Enterprise-Grade Browsing: AWS Updates Bedrock AgentCore with Proxies and Profiles
Coverage of aws-ml-blog
AWS has introduced critical updates to the Amazon Bedrock AgentCore Browser, adding support for proxies, persistent profiles, and extensions to enable more robust enterprise AI agent workflows.
In a recent technical update, the aws-ml-blog detailed significant enhancements to the Amazon Bedrock AgentCore Browser. These updates focus on bridging the gap between experimental AI agents and the rigorous requirements of enterprise IT environments. By introducing support for proxy configurations, browser profiles, and extensions, AWS is addressing the specific infrastructure and state-management challenges that often prevent agents from interacting effectively with complex web applications.
The Context: Why Browser State Matters
As organizations attempt to deploy autonomous agents capable of executing web-based tasks, they frequently encounter a barrier: the stateless nature of standard headless browsers. In a typical setup, every time an agent initiates a browser session, it starts from a blank slate. While this works for scraping public data, it fails for complex workflows involving internal dashboards, authenticated SaaS platforms, or corporate intranets protected by firewalls.
Furthermore, enterprise security policies often mandate that all outbound traffic pass through specific proxy servers for inspection and IP allowlisting. Without native support for these network configurations, AI agents are effectively locked out of the very systems they are meant to automate.
The Gist: Proxies, Profiles, and Extensions
The post from AWS outlines three specific capabilities designed to resolve these friction points:
- Proxy Configuration: Developers can now configure agents to route web traffic through corporate proxy servers. This is essential for maintaining IP stability and adhering to network security protocols, allowing agents to access internal tools that restrict access based on origin IP.
- Browser Profiles: Perhaps the most impactful update for workflow automation is the introduction of persistent profiles. This allows the AgentCore Browser to retain cookies and local storage data across sessions. Agents can now maintain authenticated states, eliminating the need to perform complex login procedures for every single task interaction.
- Browser Extensions: The update enables the loading of Chrome extensions within the agent's browser instance. This allows for high-level customization, such as injecting content scripts to simplify DOM structures before the agent reads them, or blocking specific page elements to improve processing speed.
These features collectively move the AgentCore Browser from a simple retrieval tool to a configurable user agent capable of navigating the "real" web, complete with the messiness of logins and network restrictions.
Conclusion
For engineering teams building agents that need to interact with internal tools, financial systems, or complex third-party platforms, these updates remove major architectural blockers.
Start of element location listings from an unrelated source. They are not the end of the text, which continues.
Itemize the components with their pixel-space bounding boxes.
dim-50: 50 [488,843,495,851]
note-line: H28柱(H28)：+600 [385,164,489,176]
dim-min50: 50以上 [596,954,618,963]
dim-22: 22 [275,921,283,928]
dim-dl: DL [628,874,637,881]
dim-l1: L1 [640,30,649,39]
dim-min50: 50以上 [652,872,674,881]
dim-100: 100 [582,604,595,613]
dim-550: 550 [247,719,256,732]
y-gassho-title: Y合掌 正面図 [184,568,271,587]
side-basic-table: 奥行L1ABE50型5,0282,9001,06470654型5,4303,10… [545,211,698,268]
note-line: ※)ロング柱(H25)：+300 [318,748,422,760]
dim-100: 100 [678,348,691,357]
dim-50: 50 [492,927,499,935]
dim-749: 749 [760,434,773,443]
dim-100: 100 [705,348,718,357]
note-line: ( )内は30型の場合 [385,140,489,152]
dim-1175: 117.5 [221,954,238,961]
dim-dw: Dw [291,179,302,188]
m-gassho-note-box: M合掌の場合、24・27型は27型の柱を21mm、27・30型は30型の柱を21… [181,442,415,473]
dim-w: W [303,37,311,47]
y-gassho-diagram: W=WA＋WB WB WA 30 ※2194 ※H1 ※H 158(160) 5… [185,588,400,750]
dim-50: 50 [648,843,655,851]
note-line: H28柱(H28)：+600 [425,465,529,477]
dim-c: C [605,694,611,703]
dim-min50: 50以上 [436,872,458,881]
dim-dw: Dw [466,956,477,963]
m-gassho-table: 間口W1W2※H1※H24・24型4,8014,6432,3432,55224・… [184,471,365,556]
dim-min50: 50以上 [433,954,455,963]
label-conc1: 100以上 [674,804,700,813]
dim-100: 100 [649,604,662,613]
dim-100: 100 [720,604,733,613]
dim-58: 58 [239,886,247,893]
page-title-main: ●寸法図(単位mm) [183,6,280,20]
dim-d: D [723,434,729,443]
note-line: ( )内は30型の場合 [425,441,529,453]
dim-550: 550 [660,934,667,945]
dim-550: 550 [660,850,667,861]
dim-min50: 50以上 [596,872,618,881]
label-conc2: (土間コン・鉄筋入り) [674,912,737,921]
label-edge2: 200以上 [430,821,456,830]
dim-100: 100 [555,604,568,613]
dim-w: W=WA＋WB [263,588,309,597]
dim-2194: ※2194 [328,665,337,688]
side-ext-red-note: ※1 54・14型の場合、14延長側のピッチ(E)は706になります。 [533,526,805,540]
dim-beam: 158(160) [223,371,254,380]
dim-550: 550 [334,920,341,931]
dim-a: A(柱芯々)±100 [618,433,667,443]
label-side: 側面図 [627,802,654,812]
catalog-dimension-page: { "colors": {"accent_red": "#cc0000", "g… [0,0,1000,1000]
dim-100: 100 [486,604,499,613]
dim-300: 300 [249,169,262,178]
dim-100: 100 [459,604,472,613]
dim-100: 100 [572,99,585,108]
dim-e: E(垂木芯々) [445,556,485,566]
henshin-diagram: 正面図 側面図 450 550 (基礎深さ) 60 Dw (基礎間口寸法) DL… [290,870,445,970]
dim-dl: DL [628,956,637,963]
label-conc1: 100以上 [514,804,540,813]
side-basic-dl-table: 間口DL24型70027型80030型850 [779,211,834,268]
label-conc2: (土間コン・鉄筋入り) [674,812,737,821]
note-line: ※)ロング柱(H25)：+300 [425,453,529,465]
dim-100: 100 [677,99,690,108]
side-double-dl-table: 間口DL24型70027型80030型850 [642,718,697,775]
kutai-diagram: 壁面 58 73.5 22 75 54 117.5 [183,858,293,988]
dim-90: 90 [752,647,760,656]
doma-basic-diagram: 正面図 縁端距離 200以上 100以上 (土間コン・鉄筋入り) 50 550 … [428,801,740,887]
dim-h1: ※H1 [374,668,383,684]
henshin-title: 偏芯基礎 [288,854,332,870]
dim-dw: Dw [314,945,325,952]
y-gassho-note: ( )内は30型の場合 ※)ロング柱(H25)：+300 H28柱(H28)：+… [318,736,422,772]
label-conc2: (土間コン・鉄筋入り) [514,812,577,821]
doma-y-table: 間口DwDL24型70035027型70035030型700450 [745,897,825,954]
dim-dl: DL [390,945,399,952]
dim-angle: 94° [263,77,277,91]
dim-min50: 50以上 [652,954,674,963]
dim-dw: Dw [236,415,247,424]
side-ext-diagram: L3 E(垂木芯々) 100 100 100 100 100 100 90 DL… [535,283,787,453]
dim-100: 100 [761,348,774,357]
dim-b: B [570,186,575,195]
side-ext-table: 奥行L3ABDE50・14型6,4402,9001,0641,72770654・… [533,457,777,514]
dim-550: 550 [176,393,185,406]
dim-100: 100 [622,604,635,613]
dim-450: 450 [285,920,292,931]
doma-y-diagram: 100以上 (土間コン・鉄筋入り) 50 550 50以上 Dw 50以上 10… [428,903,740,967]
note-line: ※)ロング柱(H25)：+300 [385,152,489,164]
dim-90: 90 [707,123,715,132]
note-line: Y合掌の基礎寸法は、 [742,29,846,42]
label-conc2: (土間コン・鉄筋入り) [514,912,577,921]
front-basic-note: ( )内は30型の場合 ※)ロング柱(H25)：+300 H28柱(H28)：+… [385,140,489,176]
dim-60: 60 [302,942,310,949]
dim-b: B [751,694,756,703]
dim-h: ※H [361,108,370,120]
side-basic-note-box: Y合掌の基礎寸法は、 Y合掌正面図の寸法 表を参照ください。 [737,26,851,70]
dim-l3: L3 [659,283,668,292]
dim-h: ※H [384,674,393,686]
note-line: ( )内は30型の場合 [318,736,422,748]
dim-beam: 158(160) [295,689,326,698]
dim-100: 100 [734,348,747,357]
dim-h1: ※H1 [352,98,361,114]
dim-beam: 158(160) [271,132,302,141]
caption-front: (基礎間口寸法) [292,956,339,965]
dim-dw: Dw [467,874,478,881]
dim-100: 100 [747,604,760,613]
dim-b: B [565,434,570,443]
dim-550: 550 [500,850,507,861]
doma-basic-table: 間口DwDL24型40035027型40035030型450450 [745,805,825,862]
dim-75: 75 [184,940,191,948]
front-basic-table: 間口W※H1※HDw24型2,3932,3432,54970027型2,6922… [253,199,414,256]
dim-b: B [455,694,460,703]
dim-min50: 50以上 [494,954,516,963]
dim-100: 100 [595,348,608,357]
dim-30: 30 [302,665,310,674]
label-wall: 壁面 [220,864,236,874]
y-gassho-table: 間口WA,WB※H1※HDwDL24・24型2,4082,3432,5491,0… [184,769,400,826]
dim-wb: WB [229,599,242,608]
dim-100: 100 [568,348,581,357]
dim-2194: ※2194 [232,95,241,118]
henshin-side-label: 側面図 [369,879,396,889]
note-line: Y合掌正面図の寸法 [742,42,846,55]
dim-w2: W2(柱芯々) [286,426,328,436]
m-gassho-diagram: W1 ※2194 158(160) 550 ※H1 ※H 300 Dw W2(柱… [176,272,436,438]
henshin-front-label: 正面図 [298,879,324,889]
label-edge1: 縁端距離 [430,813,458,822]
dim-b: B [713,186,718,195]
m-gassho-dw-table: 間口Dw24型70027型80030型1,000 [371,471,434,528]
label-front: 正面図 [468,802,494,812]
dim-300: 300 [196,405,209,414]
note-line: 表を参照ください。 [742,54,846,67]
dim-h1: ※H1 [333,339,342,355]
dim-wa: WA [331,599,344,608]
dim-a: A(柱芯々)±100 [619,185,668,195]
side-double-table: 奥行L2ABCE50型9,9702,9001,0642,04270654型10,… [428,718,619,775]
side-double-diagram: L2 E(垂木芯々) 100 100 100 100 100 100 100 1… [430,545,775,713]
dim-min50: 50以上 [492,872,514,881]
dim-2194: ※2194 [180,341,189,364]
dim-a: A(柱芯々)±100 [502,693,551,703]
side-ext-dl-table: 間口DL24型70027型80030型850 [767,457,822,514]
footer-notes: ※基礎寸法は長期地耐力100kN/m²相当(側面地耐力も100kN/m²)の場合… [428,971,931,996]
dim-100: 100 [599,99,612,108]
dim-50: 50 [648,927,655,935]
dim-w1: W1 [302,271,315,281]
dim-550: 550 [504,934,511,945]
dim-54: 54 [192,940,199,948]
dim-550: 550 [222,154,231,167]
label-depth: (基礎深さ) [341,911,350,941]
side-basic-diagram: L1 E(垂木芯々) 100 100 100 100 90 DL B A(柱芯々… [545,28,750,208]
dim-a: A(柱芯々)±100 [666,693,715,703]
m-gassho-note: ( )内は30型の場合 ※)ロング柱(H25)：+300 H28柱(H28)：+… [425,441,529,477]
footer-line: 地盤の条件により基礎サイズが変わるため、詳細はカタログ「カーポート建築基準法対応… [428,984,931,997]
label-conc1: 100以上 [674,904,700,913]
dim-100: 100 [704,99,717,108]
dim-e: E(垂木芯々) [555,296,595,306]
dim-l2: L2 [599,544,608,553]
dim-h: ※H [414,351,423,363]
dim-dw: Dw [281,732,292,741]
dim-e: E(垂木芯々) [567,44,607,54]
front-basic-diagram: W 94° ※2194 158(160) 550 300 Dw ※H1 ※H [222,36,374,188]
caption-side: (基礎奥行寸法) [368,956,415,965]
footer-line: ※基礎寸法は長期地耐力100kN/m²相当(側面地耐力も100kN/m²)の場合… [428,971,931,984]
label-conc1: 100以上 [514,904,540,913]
We recommend reading the full technical breakdown to understand the implementation details.
Read the full post at the AWS Machine Learning Blog
Key Takeaways
- AWS Bedrock AgentCore Browser now supports corporate proxy configurations for secure network integration.
- New browser profiles allow agents to retain cookies and local storage, enabling persistent authentication.
- Support for Chrome extensions permits developers to customize browser behavior and modify page content dynamically.
- These updates address critical enterprise needs regarding security compliance and stateful web interactions.